Duval Lebel Ebale: le précurseur du concept
Au Cameroun, plus de la moitié des personnes incarcérées le sont sans jugement. Une situation qui s’explique par la l’extrême lenteur qui caractériserait le pouvoir judicaire camerounais. Dans un tel contexte, porter une affaire devant les juridictions du pays est devenu une chose bien difficile pour une bonne majorité de camerounais. Car le faire reviendrait à engager un long feuilleton judicaire interminable et le plus souvent sans issu. Face à cela, il était urgent pour les camerounais de se trouver entre eux un mécanisme pouvant les aider à résoudre eux-mêmes leurs différents, sans avoir à saisir la justice ordinaire. Et, aujourd’hui, ceux-ci semblent avoir trouvé une formule pratique, efficace, et aux résultats immédiats.
En effet, depuis quelques temps, des Radio privées de Yaoundé ont mis sur pied des émissions qui au quotidien jugent les litiges entre camerounais. Ainsi, lorsqu’une personne pense avoir été abusée par une tierce, il se rend dans l’une de ces radios, rencontre le responsable en charge de cette émission, et lui pose son problème. Après toutes les vérifications, le journaliste programme l’affaire et donne rendez-vous au plaignant.

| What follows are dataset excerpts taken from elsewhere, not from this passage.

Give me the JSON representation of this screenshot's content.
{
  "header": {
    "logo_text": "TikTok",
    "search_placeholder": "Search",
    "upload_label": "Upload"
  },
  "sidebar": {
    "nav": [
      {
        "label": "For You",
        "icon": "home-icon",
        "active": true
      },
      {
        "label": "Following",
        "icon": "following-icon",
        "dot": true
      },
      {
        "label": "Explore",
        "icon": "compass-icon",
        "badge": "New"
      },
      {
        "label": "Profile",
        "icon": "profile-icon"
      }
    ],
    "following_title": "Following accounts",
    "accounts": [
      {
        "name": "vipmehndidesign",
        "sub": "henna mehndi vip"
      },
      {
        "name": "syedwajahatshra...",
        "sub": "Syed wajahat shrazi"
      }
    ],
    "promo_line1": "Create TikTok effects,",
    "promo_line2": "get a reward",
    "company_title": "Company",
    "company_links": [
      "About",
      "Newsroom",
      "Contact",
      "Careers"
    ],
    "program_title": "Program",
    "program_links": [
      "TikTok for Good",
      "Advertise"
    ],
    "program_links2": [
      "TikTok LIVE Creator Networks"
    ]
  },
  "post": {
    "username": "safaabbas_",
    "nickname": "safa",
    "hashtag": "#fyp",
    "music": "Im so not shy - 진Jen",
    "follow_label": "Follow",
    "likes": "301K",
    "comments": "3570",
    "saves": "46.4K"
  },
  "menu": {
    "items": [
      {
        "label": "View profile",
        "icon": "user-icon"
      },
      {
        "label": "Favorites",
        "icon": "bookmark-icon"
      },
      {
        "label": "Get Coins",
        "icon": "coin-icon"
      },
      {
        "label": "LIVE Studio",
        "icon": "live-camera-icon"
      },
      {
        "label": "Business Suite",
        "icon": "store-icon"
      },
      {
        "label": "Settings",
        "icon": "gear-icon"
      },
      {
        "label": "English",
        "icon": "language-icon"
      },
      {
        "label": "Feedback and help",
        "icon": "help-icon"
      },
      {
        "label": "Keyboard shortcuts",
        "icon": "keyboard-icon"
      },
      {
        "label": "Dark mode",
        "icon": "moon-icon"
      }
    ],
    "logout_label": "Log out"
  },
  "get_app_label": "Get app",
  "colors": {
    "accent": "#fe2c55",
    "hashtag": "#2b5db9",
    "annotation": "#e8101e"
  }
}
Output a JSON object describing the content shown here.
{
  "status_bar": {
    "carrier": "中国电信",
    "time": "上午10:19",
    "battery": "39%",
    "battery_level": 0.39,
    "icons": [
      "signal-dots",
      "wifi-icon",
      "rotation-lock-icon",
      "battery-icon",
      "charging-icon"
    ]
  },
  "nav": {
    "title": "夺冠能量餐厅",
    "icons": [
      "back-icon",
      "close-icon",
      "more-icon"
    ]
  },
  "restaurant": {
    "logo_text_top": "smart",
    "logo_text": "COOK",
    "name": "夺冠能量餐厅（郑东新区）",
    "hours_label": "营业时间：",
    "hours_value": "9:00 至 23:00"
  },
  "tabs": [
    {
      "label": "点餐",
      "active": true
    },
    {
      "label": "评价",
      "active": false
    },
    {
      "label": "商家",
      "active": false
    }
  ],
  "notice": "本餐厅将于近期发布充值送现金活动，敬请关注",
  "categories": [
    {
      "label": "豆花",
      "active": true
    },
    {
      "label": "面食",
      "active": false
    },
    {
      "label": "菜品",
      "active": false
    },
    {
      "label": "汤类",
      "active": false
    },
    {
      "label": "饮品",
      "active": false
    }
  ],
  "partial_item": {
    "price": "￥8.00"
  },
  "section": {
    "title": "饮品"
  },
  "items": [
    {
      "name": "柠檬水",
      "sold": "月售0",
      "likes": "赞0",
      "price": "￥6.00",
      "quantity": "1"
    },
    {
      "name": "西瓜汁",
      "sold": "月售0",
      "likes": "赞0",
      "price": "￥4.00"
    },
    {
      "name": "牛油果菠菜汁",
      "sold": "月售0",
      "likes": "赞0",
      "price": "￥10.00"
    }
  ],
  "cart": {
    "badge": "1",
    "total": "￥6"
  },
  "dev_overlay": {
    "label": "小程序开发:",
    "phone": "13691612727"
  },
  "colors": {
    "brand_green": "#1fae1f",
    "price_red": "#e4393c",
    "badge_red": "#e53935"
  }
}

Le jour de l’audience, tout se fait en direct : Le journaliste demande au plaignant d’exposer en direct son problème ; puis, celui-ci appelle (toujours en direct) l’accusé, pour avoir sa version des faits. Au cas où les deux personnes ne parviennent pas à s’entendre, l’audience est reportée à une date ultérieure. Et, si possible, les deux personnes (plaignant et accusé) sont cette fois invitées toutes deux à la radio, pour s’expliquer l’une en face de l’autre.
Dans ces « procès », les auditeurs jouent très souvent un rôle très important. Car à chaque fois que le présentateur se trouve embarrassé, il sollicite rapidement l’avis de ceux –ci ; qui au moyen des appels téléphoniques donnent leurs opinions.
Inventé par un certain Duval Lebel Ebale sur les antennes de la radio Sky One Radio, le concept est à ce jour imité par de nombreuses radios de la ville de Yaoundé et de Douala. Et, au jour d’aujourd’hui, ces « tribunaux » radiophoniques ont déjà réussi à débloquer plusieurs litiges. Aussi, longtemps épinglées par les autorités, ces émissions jouissent maintenant du soutien de plusieurs organismes de lutte contre la corruption, et même de certains commissariats de police.